El hecho ocurrió en Colón, cuando el niño viajaba junto a su padre en un vehículo que fue interceptado por atacantes en moto. Los disparos no dieron margen a la reacción. Siete impactos en el parabrisas hablan de una violencia desmedida, de una lógica criminal que ya no distingue edades, contextos ni consecuencias. El menor murió pese a los intentos desesperados por salvarlo. Su padre, herido, sobrevivió para cargar con una tragedia irreparable. No se trata de un episodio aislado. Es la manifestación más dolorosa de un fenómeno que viene creciendo y que hoy obliga a decir, sin rodeos: basta. La situación es insostenible. La ciudadanía lo percibe en cada barrio, en cada conversación, en cada decisión cotidiana que implica medir riesgos antes impensados.

Mientras tanto, la respuesta política parece moverse a un ritmo completamente desconectado de la urgencia social. Las críticas hacia el Frente Amplio se han intensificado, no solo por la falta de resultados concretos, sino también por señales que generan preocupación. Se señala que demoraron un año en elaborar un programa de seguridad, en un contexto donde cada día cuenta. Y entre las propuestas que han trascendido, surge una especialmente polémica: la liberación anticipada de unos 400 reclusos condenados por delitos graves.

Ese tipo de medidas resulta difícil de comprender para una ciudadanía que siente que el control del territorio se debilita y que el delito avanza con mayor audacia. No es casual que muchos uruguayos miren hacia afuera en busca de ejemplos. El caso de Nayib Bukele aparece con frecuencia en el debate público, como símbolo de una política de seguridad firme, polémica, pero efectiva en la reducción drástica de la criminalidad en su país.

El contraste es inevitable. Mientras en algunos lugares se endurecen las respuestas frente al crimen organizado, aquí se discuten medidas que podrían ser interpretadas como señales de debilidad. Y en el medio, quedan las víctimas: ciudadanos comunes, familias enteras, y ahora también niños.

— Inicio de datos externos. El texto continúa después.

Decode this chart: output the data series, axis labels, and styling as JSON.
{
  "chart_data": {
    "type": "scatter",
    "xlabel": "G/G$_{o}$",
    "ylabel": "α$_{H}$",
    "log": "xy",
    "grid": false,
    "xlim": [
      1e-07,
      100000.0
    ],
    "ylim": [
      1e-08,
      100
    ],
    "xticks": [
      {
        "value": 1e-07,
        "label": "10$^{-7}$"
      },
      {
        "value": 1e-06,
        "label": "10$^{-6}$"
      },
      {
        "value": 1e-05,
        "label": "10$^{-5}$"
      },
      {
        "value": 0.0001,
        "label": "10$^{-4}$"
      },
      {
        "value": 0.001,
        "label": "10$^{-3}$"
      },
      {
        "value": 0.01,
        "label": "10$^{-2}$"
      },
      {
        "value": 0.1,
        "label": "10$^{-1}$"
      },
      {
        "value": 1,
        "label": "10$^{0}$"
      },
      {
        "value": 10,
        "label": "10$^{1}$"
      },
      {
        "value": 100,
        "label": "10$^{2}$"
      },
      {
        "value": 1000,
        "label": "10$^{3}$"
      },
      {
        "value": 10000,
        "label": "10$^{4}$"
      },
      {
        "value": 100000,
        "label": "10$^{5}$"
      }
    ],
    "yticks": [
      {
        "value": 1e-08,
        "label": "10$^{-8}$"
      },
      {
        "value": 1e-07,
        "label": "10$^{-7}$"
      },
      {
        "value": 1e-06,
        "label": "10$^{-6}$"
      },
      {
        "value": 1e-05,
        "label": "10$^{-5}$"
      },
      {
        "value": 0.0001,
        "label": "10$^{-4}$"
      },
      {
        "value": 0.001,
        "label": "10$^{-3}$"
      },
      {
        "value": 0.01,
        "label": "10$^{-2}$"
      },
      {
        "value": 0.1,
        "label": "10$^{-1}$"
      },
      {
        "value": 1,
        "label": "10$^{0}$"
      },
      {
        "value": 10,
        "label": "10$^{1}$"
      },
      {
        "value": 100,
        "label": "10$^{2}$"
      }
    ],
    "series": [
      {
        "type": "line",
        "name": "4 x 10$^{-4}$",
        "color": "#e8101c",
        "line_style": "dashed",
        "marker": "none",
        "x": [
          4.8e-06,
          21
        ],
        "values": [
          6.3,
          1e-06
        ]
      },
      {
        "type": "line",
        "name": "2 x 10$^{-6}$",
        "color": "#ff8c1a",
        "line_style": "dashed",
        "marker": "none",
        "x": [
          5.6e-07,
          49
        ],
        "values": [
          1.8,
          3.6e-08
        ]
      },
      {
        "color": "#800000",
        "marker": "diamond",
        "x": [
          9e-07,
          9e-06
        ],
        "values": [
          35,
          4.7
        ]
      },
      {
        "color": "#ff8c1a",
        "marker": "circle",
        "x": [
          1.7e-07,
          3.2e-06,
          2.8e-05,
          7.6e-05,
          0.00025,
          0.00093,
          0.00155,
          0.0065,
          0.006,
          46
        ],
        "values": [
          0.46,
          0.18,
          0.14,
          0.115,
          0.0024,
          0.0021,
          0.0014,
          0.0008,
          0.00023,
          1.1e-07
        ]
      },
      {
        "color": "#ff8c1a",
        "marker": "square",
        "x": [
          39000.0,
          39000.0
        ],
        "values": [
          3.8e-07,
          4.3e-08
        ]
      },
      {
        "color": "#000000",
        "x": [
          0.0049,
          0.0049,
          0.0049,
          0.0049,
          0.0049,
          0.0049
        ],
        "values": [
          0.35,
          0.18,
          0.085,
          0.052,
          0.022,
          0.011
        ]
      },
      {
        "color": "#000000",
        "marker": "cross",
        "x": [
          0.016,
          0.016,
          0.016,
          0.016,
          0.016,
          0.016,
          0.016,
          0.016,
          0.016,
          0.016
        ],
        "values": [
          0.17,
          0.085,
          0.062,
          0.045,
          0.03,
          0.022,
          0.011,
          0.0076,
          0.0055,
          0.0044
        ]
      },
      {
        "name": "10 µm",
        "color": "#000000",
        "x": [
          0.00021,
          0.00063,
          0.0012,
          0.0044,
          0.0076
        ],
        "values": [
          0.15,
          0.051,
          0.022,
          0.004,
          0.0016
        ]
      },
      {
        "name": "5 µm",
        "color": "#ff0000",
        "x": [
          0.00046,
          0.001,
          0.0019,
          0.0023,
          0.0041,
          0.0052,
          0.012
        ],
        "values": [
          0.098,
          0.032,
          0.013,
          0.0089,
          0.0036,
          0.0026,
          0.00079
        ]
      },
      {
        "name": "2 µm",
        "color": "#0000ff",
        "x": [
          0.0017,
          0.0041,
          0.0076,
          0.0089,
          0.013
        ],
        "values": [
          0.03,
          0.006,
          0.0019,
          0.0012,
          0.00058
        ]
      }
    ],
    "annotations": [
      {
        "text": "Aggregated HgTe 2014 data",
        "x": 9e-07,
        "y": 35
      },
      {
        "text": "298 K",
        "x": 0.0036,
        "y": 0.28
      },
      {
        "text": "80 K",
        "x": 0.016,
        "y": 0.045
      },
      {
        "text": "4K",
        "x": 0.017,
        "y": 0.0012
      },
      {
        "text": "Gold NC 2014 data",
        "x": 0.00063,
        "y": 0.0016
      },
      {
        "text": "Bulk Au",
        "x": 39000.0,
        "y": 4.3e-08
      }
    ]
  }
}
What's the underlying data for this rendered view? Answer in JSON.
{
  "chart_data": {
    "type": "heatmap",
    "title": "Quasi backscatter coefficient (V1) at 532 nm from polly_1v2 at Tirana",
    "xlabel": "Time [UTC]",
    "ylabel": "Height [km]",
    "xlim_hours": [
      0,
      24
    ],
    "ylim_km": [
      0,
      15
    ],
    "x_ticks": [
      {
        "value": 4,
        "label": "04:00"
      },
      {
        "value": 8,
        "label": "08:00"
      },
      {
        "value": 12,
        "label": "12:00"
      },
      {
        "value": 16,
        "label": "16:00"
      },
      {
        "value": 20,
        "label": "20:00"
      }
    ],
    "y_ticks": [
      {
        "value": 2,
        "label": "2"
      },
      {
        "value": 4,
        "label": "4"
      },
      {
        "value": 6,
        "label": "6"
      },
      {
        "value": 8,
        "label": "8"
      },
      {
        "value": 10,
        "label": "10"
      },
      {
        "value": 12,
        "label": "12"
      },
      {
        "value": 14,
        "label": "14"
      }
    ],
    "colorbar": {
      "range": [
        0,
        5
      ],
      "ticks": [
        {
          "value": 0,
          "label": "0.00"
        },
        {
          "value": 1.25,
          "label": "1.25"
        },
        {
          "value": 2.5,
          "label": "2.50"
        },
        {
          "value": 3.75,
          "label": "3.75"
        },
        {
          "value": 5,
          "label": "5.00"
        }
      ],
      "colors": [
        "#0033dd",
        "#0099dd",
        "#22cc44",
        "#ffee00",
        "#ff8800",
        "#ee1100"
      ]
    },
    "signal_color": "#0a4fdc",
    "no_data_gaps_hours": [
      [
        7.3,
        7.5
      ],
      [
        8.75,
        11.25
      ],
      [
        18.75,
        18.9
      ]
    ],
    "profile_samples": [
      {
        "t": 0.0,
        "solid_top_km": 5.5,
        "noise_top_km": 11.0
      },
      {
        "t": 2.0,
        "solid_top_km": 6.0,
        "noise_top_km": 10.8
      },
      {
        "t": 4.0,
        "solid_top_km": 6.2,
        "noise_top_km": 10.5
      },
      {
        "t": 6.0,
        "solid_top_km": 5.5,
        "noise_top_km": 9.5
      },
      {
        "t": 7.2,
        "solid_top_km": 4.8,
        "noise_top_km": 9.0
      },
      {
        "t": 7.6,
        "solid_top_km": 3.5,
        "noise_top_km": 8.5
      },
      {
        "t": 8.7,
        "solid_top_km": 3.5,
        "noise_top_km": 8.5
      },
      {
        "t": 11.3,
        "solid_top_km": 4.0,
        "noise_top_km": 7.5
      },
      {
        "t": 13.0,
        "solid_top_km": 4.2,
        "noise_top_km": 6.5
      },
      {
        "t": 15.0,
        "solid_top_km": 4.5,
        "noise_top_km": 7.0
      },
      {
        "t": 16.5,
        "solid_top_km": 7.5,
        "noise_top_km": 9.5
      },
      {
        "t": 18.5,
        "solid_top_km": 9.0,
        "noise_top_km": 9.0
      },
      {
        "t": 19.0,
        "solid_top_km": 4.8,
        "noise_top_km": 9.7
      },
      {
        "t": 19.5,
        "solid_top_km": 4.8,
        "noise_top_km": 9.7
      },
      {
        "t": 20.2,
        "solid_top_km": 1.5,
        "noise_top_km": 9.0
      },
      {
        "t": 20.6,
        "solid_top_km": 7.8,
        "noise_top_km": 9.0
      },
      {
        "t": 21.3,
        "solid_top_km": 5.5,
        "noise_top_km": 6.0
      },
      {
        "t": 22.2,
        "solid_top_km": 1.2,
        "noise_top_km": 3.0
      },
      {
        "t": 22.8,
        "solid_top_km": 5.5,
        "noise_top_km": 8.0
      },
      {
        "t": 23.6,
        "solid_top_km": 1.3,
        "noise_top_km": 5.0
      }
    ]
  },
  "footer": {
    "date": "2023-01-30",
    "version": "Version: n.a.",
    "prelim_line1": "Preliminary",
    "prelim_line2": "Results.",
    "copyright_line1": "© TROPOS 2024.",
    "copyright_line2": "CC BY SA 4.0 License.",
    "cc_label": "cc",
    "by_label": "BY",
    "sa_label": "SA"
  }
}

Otro dato que ha generado indignación es el recuerdo de las celebraciones en centros penitenciarios tras conocerse resultados electorales recientes. Para muchos, esas imágenes no son anecdóticas, sino reveladoras. Instalan una pregunta incómoda: ¿qué mensaje se está transmitiendo hacia dentro y fuera del sistema carcelario?

La seguridad pública no admite ambigüedades. Requiere decisiones firmes, planificación seria y, sobre todo, una señal clara de respaldo a quienes cumplen la ley. No alcanza con diagnósticos ni con promesas. La realidad exige acción.

El asesinato de este bebé no puede quedar reducido a una estadística más. Es un punto de quiebre emocional y social. Es el reflejo más crudo de una situación que se ha deteriorado progresivamente y que hoy exige un cambio sustancial.

Uruguay enfrenta una encrucijada. Continuar por el mismo camino, con respuestas percibidas como insuficientes, o asumir con determinación el desafío de recuperar la seguridad. La ciudadanía ya está hablando. Y lo hace con una claridad que la política no puede seguir ignorando.